Shifting to a hybrid anything comes down to evaluating and managing both traditional and cloud IT, balancing various on-premises and off-premises suppliers and making dynamic choices about technology on the fly as the business requires new capabilities. All these tasks must be done simultaneously to achieve:
  • User and customer empowerment;
  • Application delivery optimization; and
  • Service-centric IT that accelerates business responsiveness.

So in the end, the hybrid hype is really about delivering business value. Within these models, technology becomes an ecosystem of providers, resources and tools. Interactions between old and new IT need to be devised, modeled, tested, implemented and improved.
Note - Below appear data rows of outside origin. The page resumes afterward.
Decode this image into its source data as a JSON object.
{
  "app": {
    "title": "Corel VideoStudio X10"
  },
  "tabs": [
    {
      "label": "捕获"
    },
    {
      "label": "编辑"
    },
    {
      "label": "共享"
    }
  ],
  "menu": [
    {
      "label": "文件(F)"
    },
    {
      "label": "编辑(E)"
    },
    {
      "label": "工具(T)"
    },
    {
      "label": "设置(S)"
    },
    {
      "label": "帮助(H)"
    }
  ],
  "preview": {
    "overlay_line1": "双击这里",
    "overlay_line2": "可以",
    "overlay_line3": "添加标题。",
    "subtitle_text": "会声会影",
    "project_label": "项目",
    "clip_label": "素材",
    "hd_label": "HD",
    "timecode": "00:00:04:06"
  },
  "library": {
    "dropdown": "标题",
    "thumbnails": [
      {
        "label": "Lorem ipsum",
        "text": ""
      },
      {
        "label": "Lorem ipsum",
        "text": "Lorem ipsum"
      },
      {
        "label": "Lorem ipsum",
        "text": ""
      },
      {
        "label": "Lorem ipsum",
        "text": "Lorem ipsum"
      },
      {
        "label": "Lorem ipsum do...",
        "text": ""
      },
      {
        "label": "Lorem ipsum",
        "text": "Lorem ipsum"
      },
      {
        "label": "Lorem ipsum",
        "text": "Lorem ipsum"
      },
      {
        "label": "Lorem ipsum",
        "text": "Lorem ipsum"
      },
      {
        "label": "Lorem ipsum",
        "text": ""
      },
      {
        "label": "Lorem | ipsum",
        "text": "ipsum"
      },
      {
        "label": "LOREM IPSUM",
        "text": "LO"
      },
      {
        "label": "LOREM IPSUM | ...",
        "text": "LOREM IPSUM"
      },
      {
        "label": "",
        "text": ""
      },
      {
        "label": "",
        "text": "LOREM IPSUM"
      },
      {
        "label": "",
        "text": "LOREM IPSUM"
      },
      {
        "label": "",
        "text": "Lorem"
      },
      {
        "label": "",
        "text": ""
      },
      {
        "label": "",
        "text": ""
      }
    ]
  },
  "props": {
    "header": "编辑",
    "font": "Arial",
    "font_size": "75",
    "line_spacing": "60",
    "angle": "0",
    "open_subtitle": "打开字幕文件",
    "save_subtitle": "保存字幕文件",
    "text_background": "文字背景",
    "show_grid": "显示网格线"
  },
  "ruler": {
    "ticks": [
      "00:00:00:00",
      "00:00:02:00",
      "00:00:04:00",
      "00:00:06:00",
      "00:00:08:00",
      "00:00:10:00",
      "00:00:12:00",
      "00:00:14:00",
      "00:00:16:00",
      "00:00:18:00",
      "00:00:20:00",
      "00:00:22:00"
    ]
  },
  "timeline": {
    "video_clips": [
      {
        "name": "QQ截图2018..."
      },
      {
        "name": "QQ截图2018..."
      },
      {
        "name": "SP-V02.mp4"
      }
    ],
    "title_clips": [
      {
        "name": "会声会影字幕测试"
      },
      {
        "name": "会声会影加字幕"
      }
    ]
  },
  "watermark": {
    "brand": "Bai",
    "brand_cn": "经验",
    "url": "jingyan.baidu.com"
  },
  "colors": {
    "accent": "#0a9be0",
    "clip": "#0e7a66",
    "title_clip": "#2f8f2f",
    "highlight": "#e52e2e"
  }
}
Functionally, IT organizations need to manage the end-to-end IT service delivery model. They must be empowered to broker a set of IT services, some of which are on-premises and some of which are off-premises. The task of the IT organization is to offer internal and external customers the price, capacity and speed of provisioning of the external cloud while reducing IT service costs maintaining the security and governance the company requires.